For failing storage devices, other tools come with a great variety of extra functionality to ease the saving of as much data as possible before the device finally dies, e.g. GNU ddrescue. However, in some cases such a tool is not available or the administrator feels more comfortable with the handling of dd. As a simple rescue method, call dd as shown in the following example: the operand ‘conv=noerror,sync’ is used to continue after read errors and to pad out bad reads with NULs, while ‘iflag=fullblock’ caters for short reads (which traditionally never occur on flash or similar devices):

# Rescue data from an (unmounted!) partition of a failing device.
dd conv=noerror,sync iflag=fullblock </dev/sda1 > /mnt/rescue.img

Sending an ‘INFO’ signal (or ‘USR1’ signal where that is unavailable) to a running dd process makes it print I/O statistics to standard error and then resume copying. In the example below, dd is run in the background to copy 5GB of data. The kill command makes it output intermediate I/O statistics, and when dd completes normally or is killed by the SIGINT signal, it outputs the final statistics.
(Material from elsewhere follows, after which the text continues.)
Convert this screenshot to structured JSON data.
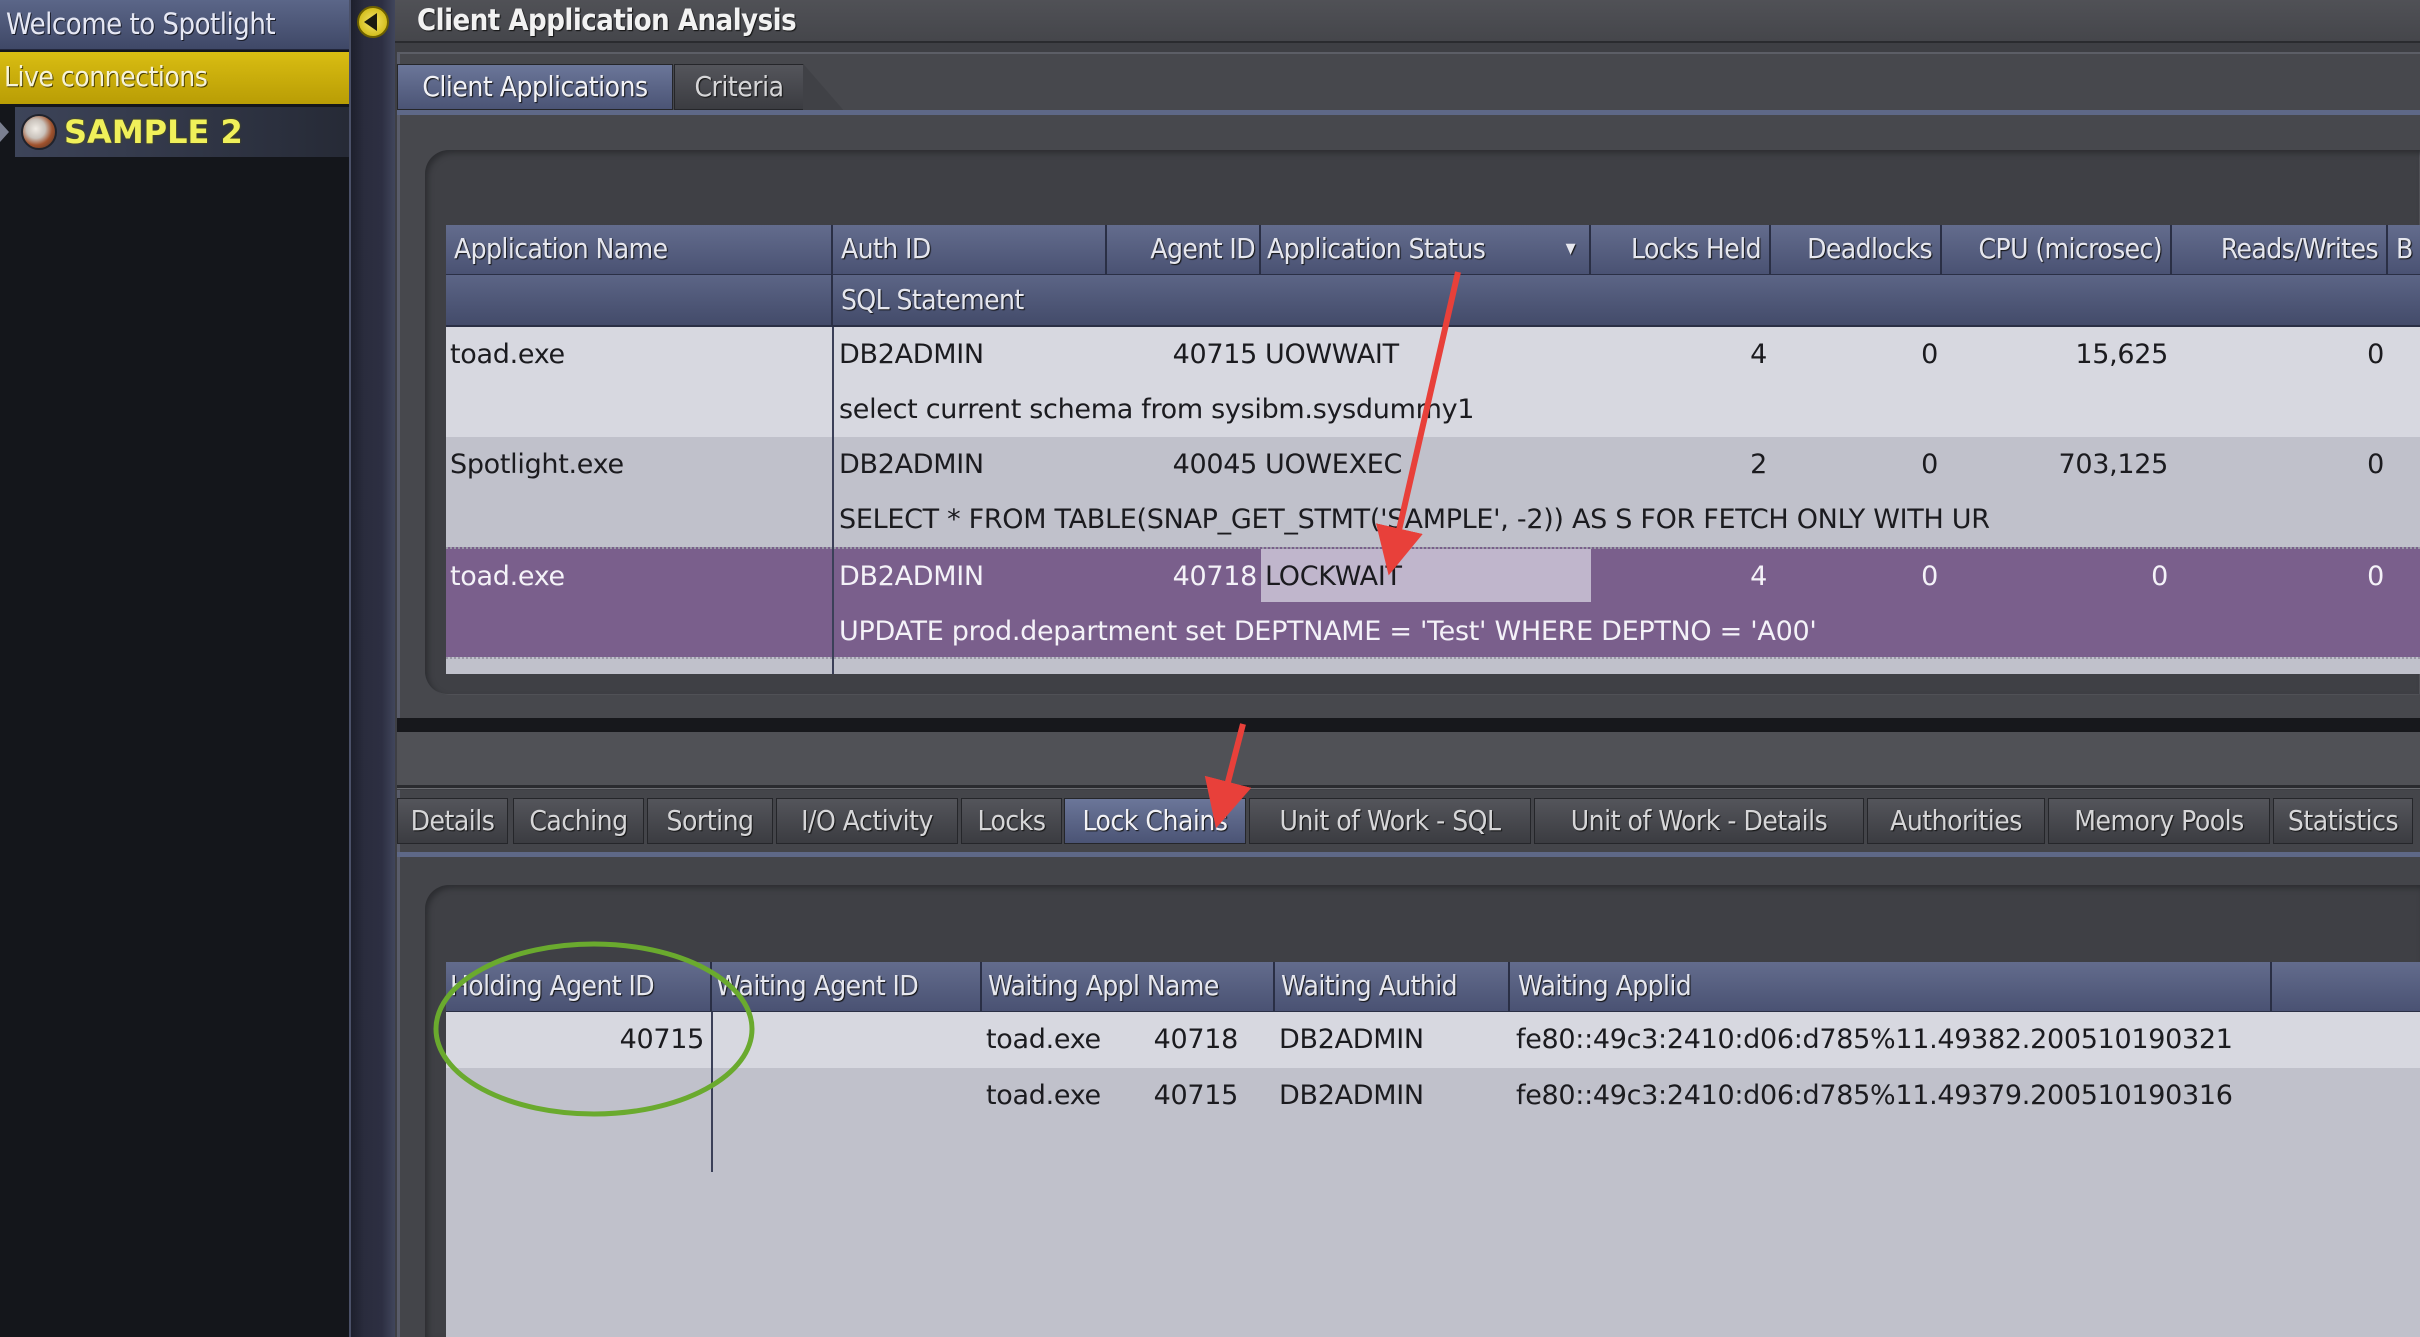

# Ignore the signal so we never inadvertently terminate the dd child.
# Note this is not needed when SIGINFO is available.
trap '' USR1

# Run dd with the fullblock iflag to avoid short reads
# which can be triggered by reception of signals.
dd iflag=fullblock if=/dev/zero of=/dev/null count=5000000 bs=1000 & pid=$!

# Output stats every second.
while kill -s USR1 $pid 2>/dev/null; do sleep 1; done

The above script will output in the following format:

3441325+0 records in
3441325+0 records out
3441325000 bytes (3.4 GB, 3.2 GiB) copied, 1.00036 s, 3.4 GB/s
5000000+0 records in
5000000+0 records out
5000000000 bytes (5.0 GB, 4.7 GiB) copied, 1.44433 s, 3.5 GB/s

The ‘status=progress’ operand periodically updates the last line of the transfer statistics above.

On systems lacking the ‘INFO’ signal dd responds to the ‘USR1’ signal instead, unless the POSIXLY_CORRECT environment variable is set.

An exit status of zero indicates success, and a nonzero value indicates failure.